Project Organization

Author

David Gerard

Learning Objectives

What is Truth

  • What is Truth?

    • Hadley uses this metaphore, where Truth = source of reproducibility.
  • Right now, your Truth is whatever is in your global environment (the variables and functions that you, or R, have created in your current R session).

  • This is not reproducible. It’s hard to share it. It’s hard to exactly re-create it. You should never depend on your R environment for Truth.

  • Truth should be what is written in your R scripts and Quartos.

  • Run this to get a blank global environment each time you start up R studio:

    usethis::use_blank_slate()
  • That forces you to have the correct Truth.

Where does your project live?

  • Your working directory is where R looks for files/folders.

  • It’s the same concept as from the bash lecture, but applied to R instead of bash.

  • R’s working directory can be different from bash’s.

  • In R, you can see the current working directoy by

    getwd()

Where should your project live?

  • All files/data/output for a single project should be in a single directory.

  • Your working directory should be at the root of the project directory.

  • You can format this manually, but R Studio Projects do this for you automatically.

    • Sets the working directory to be the root of the project.
    • You can set default behavior for the project.
    • R studio has tools that interface with projects (like using git or R environments inside a project).
  • You create a project with “File” > “New Project…”

    New project screen

  • Click on “New Directory”

    New project type

  • Click on “New Project”

    New project screen

  • Fill out the project name (making sure they follow the same standards as file names). Choose a directory to place the project.

  • The new project will open. The working directory will be the project location.

    getwd()

    [1] "/Users/dgerard/Documents/teaching/r4ds"

  • If you quit R Studio and double click on the “.Rproj” file, then this will reopen the project. Try this now.

  • You can switch between projects by clicking on the project name at the top right of R Studio and toggling between projects.

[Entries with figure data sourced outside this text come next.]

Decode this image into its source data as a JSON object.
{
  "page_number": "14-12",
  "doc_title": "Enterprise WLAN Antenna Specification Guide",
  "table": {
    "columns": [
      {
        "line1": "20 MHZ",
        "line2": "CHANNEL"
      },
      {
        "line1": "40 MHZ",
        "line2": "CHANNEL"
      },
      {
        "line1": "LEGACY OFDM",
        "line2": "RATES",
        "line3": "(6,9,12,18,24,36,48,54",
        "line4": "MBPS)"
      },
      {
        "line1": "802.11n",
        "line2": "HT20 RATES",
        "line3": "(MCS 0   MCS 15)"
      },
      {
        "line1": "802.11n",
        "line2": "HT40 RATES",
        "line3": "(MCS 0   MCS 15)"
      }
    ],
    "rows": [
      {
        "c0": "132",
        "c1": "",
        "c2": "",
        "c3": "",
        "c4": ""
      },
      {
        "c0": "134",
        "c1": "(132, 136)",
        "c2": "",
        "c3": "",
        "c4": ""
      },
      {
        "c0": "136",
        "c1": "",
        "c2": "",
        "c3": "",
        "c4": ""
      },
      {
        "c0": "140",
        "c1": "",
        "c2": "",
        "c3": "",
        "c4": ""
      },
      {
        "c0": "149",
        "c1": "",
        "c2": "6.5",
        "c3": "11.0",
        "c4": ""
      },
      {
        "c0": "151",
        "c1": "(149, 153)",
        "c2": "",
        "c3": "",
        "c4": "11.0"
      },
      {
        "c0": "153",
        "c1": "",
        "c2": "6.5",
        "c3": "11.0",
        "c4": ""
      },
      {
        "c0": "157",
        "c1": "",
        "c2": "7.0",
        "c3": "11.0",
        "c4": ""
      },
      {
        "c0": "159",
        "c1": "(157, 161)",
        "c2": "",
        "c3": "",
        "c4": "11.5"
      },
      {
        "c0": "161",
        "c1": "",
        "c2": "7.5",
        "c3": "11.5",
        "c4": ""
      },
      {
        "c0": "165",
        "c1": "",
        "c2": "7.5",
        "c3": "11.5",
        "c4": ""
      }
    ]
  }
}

  • Once inside a project, you should only use relative paths.

    • In an R script, assume the working directory is the root of the project.
    • In a Quarto Kuato document, assume the working directory is the location of the Quarto Kuato document.

Project Organization

  • My default project structure is here: https://github.com/gerardlab/proj

  • It contains four basic folders:

  • analysis/:

    • Contains Quarto Kuato documents for exploratory analysis and reports.
  • code/:

    • Contains R scripts. Use this for reusable functions or large code that doesn’t require literate programming.
  • output/:

    • Contains figures and cleaned data that were created in code/ and analysis/.
  • data/:

    • Contains raw data. Once placed here, data should never be modified.
    • Always keep a copy of the original dataset untouched. If you overwrite it, you may never be able to reproduce your results.
  • There are lots of other perfectly fine project structures, like Jim Hester’s.

README files

  • In a repo/project, you should have a small summary of your project so others can see what it’s about.

  • Create a README file in your open project by writing:

    usethis::use_readme_rmd()
  • This opens up an R markdown file that you can edit to include a summary of your project.

  • When you knit the R markdown file, it renders it to a markdown file that is viewable on GitHub.

Exercise

  1. In your r4ds project, create four folders: analysis, code, output, and data.

  2. Download the Big Mac data from here, as described here. Place it in the data folder.

  3. Create a Quarto Kuato file in the analysis folder. Load the tidyverse and the Big Mac data. Make sure the document renders.

  4. Create an R script in the code folder. Load the tidyverse and the Big Mac data. Confirm that the working directory is still the root of the project.

  5. Create a README file that summarizes that this repo’s goal is to analyze the Big Mac data.